Ini Motif Tukang Es Tusuk Dua Anggota Paspampres

Reporter : Muhammad Ilman Nafi'an
Kamis, 4 Mei 2017 12:38
Ini Motif Tukang Es Tusuk Dua Anggota Paspampres
Dua orang Paspampres diduga tak terima diteriaki.

Dream - Polisi menemukan motif penusukan dua anggota Pasukan Pengamanan Presiden (Paspampres) pada 24 April 2017. Dari keterangan tersangka R, yang ditangkap di Jawa Timur, penusukan itu dilakukan karena kedua anggota Paspampres itu menggeber motor.

" Merasa tidak terima digeber-geber, lalu sama dia (R) ditegur, 'woi'," kata Kapolres Metro Jakarta Pusat, Kombes Pol Suyudi Ario Seto, di Jakarta, Kamis 4 Mei 2017.

Tak terima ditegur, dua anggota Paspampres, Pratu Pasaribu dan Prada Fatah Kudus, menghampiri R. Sempat terjadi cekcok, hingga berujung penusukan terhadap kedua anggota Paspampres itu.

Menurut Suyudi, pelaku penusukan berjumlah tiga orang, semua masih memiliki hubungan kerabat. Saat ini, polisi telah mengantongi identitas pelaku yang buron.

" Identitas sudah kami ketahui, tim lagi ngejar. Mereka saudara," ujar Suyudi.

1 dari 1 halaman

Mengejutkan, Profesi Pria Diduga Penusuk Paspampres Ternyata..

Mengejutkan, Profesi Pria Diduga Penusuk Paspampres Ternyata.. © Dream

Dream - Jajaran kepolisian menangkap sati dari tiga tersangka pelaku penusukan dua anggota Pasukan Pengamanan Presiden (Paspampres), Pratu Pasaribu dan Prada Fatah Kudus di Jalan Kesehatan, Gambir, Jakarta Pusat beberapa waktu lalu.

Kepala Bidang Hubungan Masyarakat Polda Metro Jaya, Kombes Pol Raden Prabowo Argo Yuwono mengatakan, pelaku berinisal R itu ditangkap di suatu daerah di Jawa Timur pada Sabtu, 29 April 2017.

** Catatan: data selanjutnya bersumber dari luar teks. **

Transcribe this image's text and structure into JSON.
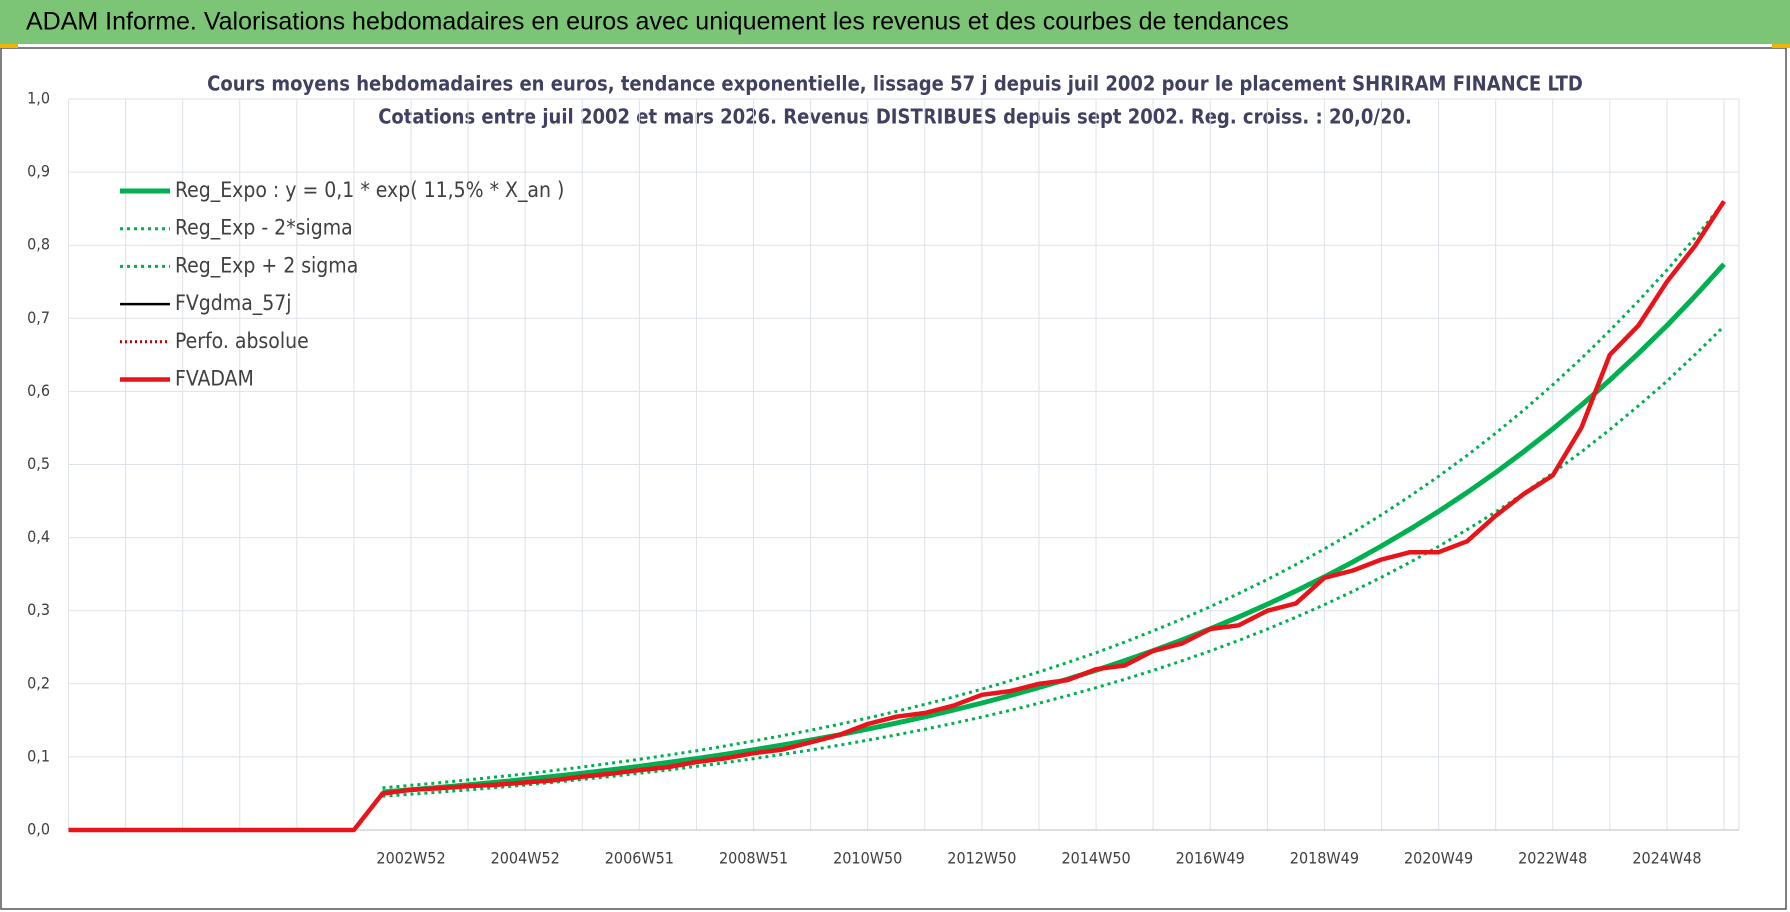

" Sudah kita tangkap tadi malam, ada satu yang kita tangkap," kata Argo di Mapolda Metro Jaya, Jakarta, Minggu, 30 April 2017.

Argo berujar, R merupakan perantau yang mengadu nasib di Jakarta. Di ibukota, R diketahui biasa berjualan es balok di sekitar lokasi kejadian.

" Dia jualan es balok di sekitar situ," ucap Argo.

Dengan penangkapan R, lanjut Argo, polisi akan melakukan pemeriksaan dan mendalami alasan penusukan dua anggota pasukan pengawal presiden itu.

Polisi juga akan terus memburu dua pelaku lainnya yang masih melarikan diri.

Sebelumnya dikabarkan, Pratu Pasaribu dan Prada Fatah distusuk oleh toa orang pria tidak dikenal pada 24 April 2017. Kondisi Pratu Pasaribu pada saat itu mengalami luka tusuk menggunakan obeng di bagian perut kanan dan kirinya.

Sementara Prada Fatah mengalami pendarahan di mulut, menderita lima luka tusuk menggunakan obeng di bagian punggung, lengan belakang dan pinggang belakang.